It looks like its not just greens who are upset at the government's about-face on climate change. Kevin Patterson, a senior energy modeller for the Ministry of Economic Development, has publicly criticised "chaotic policy" in the area:
Dr Patterson was distraught at the dropping of the carbon tax, which he said would have solved about 75 per cent of our global warming problems.
The decision meant New Zealand had no realistic hope of meeting its protocol targets, as other policies, like projects to reduce emissions and encourage more efficient use of energy, were "not very effective".
"They're dreaming if they think it's going to make a difference."

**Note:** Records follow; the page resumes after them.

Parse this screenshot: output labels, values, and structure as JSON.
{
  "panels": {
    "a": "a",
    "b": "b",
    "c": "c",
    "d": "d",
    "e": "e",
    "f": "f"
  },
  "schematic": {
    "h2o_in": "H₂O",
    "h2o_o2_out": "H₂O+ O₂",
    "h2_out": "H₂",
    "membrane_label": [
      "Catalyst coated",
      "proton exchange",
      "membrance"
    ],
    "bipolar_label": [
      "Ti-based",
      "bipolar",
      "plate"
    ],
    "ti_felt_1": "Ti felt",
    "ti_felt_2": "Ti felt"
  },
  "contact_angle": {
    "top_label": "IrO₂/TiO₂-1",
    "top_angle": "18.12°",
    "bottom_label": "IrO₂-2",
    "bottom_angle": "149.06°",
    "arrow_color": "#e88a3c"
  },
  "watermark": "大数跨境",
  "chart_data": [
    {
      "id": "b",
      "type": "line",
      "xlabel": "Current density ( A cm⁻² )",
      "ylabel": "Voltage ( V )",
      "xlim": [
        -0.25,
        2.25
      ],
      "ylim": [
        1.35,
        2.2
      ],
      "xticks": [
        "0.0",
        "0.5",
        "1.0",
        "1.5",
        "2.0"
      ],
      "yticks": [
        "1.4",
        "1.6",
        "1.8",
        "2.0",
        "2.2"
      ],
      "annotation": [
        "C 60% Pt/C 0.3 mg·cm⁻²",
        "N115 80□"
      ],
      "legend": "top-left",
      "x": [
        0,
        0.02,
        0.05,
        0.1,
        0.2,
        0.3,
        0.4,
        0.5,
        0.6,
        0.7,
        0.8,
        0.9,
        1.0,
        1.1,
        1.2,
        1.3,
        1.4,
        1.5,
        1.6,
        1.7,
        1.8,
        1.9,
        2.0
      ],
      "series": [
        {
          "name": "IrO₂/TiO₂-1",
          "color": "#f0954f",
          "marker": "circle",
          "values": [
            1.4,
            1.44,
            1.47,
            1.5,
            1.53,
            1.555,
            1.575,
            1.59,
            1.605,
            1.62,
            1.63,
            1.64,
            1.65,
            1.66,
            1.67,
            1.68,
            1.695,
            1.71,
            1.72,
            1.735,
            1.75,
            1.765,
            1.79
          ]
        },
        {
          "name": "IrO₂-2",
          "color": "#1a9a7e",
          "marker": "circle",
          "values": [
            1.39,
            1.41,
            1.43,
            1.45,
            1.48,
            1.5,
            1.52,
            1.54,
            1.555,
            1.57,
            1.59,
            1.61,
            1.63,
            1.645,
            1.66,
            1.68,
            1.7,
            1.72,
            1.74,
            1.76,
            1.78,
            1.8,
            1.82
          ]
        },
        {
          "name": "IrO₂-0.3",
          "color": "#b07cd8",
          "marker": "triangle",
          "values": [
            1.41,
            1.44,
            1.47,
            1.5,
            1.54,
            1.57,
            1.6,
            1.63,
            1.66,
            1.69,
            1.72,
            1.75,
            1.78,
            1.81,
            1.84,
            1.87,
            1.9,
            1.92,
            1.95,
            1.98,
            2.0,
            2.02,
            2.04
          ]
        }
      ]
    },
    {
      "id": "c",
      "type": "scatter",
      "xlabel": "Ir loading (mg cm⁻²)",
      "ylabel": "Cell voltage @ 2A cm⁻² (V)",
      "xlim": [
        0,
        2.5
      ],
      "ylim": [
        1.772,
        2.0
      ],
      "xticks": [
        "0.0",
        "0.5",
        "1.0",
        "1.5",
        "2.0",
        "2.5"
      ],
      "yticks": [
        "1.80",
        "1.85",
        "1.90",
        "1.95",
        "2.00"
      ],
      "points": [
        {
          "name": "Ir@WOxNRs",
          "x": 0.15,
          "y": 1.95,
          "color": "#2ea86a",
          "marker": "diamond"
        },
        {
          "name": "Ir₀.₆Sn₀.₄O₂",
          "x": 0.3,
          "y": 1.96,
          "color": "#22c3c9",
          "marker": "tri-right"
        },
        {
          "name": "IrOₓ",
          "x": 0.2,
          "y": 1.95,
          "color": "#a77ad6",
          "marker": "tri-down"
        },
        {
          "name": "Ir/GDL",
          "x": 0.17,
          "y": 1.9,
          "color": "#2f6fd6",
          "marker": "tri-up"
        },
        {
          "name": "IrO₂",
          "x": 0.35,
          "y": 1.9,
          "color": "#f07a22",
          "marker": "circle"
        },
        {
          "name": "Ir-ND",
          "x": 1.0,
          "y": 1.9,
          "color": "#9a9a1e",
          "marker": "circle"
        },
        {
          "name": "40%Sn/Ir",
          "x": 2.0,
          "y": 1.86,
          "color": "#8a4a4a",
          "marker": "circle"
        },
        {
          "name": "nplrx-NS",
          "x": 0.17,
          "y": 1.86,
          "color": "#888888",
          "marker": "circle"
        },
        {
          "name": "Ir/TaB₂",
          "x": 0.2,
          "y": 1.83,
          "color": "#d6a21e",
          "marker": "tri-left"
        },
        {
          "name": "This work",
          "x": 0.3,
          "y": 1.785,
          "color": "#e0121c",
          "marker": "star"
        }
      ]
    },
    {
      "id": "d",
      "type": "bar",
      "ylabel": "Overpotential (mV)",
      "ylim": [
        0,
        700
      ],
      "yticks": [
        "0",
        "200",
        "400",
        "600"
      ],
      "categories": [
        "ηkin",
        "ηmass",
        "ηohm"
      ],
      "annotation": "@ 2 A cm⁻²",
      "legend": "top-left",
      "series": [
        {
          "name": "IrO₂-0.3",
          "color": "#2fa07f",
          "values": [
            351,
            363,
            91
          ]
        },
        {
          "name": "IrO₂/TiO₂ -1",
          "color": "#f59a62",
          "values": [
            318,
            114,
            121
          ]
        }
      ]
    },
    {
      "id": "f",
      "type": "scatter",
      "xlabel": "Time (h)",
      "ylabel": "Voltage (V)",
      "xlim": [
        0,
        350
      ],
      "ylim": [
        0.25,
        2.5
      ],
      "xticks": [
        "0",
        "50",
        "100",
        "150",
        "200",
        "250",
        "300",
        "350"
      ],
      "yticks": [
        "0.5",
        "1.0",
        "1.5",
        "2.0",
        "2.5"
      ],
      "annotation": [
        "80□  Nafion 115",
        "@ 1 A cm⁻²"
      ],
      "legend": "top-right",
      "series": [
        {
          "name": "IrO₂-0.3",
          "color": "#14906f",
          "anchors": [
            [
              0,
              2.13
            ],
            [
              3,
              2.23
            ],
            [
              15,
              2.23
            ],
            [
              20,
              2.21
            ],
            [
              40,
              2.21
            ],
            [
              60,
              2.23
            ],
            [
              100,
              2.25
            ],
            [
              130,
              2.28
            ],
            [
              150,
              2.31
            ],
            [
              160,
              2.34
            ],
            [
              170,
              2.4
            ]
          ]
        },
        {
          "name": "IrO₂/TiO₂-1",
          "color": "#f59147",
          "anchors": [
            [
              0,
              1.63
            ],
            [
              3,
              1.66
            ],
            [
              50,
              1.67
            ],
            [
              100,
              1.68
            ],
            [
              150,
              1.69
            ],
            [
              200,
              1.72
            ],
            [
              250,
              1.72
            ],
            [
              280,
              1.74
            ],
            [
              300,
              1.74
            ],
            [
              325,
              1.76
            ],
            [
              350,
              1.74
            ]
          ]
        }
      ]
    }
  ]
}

Unfortunately, our climate change policy never seems to have been about making a difference - instead, it's always been about collecting windfall profits from the sale of carbon credits. And now that those credits have disappeared, we're left rather exposed. It's immensely frustrating when you consider that effective measures - one way or another of internalising the cost of carbon and making emitters pay for what they are doing - have been developed and then repeatedly delayed over the past decade. We were supposed to have a carbon tax in 1997 as a way of meeting our UNFCCC obligations. It was paradoxically put on hold at the last minute because we'd adopted a binding emissions reduction target under the Kyoto Protocol. We had another chance in 1999 when the National government wanted to introduce one as an interim measure to precede a full emissions-trading regime. It was dumped on the floor by the incoming Labour-Alliance government. Labour's carbon tax, hashed out over 2001-2002, was to be introduced in 2007, only to be dumped before even having a chance to work. The first two times, policymakers could appeal to the mirage of anticipated carbon credits. Labour has no such excuse.
Under the Kyoto Protocol, we are required to either reduce our net greenhouse gas emissions to 1990 levels, or take responsibility for the excess by acquiring credits off other parties. While the government is promising new climate change policies after the review (which finishes up sometime this month), if they're ruling out a broad-based carbon tax, then its hard to see what they can do which will make a real difference. Instead, we now seem to be firmly committed to the latter path of buying credits. Given the opportunities we have squandered, I can understand Patterson's frustration.